3. Schedule a test ride
You want to feel the bike before you decide. Schedule a test ride of the store near you.
4. Go to the cart and check out
It’s time to check out. Go to your cart and ready to get your bike. And choose your preferred way to check out.
Any questions during the process?
01 Navigation on the Shop page
Add a sub-tab indicator on the category page for easy navigation.
02 Sizing on product page
- Add a new dropdown selection for sizing selections.
- For returning customers the system will remember your size for the different series of bikes and generate a recommended size for you. E.g. "Recommended size will be LG."
- And size notes from product reviews so customers can easily tell if the product is in standard sizing.
03 Customer videos
Some of the users mentioned that the review video is really powerful. And they trust the honest reviews from other customers. So I added a customer's review videos section between Test ride and specs.
04 You might also like
Cross sale accessories and parts before customer check out. And save their time to go back and forth to look for items.
Flawless shopping experience
Let us do the hard liftings and the researches for you! Highlights of the important features, sizing, recommended sizes, and specs. And you can even customize the parts and colors that will only be exclusive to you!
Test ride and Roadrunner tours
Customers will be able to feel and test the bikes before they decide to make the purchase! And meet others from RoadRunner community events.

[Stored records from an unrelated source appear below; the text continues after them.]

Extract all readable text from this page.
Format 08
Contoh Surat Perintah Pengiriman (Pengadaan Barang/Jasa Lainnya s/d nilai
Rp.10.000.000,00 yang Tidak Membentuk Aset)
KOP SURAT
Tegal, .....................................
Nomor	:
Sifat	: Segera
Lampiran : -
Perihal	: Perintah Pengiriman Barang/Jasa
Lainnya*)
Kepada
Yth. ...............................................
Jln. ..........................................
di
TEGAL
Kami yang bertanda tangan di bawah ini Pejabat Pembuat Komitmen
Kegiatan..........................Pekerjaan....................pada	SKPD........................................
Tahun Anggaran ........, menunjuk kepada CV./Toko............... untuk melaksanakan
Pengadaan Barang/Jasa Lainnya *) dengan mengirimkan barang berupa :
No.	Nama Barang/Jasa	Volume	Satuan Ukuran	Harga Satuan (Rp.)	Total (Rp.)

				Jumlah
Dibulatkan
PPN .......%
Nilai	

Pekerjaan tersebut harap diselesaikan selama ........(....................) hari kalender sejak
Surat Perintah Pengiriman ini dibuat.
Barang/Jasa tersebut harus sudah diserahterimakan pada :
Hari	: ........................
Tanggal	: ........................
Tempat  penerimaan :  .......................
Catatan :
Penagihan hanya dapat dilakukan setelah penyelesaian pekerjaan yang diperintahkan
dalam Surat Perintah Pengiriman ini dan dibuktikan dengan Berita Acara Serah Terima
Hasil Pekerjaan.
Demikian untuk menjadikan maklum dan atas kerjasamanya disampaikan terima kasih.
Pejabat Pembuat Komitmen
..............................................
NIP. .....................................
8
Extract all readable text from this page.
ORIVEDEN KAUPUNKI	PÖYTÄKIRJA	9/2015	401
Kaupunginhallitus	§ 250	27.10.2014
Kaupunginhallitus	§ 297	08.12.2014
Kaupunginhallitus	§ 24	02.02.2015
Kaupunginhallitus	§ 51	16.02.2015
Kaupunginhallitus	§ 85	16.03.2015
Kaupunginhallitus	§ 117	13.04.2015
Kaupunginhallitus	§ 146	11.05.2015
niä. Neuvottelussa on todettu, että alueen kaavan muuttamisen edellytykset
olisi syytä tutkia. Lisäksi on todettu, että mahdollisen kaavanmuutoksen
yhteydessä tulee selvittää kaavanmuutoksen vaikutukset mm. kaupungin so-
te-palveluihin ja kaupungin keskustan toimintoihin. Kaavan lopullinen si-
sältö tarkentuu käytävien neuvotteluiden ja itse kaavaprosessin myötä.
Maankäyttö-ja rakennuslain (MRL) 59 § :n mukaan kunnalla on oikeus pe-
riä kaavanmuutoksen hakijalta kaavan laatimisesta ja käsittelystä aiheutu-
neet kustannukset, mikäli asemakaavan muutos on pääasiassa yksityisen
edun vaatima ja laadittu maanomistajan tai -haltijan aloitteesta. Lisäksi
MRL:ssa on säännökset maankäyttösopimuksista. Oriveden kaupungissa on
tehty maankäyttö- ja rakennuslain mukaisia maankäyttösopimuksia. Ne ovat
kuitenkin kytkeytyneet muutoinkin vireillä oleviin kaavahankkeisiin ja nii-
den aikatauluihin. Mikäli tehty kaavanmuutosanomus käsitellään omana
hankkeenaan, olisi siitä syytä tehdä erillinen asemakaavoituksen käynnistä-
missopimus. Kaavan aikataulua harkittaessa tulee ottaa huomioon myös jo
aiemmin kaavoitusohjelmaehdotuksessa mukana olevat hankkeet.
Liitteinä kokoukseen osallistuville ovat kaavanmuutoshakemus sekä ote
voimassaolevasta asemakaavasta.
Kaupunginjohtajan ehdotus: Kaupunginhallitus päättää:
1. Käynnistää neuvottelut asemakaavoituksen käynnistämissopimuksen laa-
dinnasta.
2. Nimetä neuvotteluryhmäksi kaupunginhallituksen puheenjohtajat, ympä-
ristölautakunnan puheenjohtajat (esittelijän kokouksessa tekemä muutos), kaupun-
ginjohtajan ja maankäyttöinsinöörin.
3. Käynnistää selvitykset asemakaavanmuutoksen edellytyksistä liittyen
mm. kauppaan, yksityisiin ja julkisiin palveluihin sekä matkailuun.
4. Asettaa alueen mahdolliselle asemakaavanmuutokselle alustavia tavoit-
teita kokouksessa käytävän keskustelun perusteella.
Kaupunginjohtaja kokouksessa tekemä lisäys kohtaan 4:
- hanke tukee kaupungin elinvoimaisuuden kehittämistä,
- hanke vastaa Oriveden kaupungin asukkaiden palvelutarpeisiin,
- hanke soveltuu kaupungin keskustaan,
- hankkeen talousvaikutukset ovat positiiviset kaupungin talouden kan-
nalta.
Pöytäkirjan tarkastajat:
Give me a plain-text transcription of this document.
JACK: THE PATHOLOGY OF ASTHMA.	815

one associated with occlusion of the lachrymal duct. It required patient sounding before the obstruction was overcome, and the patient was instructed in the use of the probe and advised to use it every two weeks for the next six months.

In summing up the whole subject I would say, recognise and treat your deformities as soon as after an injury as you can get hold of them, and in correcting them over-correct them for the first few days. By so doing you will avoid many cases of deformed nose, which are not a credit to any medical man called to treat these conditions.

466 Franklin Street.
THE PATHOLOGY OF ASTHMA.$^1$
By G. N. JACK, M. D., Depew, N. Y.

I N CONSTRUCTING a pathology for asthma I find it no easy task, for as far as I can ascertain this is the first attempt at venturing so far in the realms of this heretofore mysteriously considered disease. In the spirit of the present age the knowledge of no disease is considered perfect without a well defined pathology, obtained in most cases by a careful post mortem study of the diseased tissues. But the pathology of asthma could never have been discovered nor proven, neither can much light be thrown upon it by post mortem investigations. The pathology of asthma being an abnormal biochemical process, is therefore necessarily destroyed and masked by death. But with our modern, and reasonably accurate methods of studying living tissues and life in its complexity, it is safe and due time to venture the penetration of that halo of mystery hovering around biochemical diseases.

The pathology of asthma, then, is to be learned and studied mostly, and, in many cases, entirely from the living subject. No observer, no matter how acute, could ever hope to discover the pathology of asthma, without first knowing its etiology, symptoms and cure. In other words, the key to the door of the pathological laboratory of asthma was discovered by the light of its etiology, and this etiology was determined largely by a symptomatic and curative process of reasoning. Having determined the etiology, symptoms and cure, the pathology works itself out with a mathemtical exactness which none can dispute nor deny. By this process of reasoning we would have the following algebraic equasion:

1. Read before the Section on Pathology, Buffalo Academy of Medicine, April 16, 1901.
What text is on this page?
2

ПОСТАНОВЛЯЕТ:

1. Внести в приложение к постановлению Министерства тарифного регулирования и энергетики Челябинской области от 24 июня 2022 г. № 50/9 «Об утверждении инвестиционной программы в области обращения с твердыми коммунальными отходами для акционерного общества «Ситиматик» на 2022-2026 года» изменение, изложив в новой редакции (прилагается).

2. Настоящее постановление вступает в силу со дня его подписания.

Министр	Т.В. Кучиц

The page for cyclist to find different guidelines for their needs. And you will be able to learn more about customers form the Roadrunner family!
What I've learned
The use of a user-centered design process gave me the ability to discover the motives, emotions, and needs of the target audience. The research helped me understand that beginner and the experienced cyclist has different needs and decision-making process while making the purchase decisions. So it's important to know different types of customers and solve the frustrations based on their needs.
Thank you very much for your attention and time!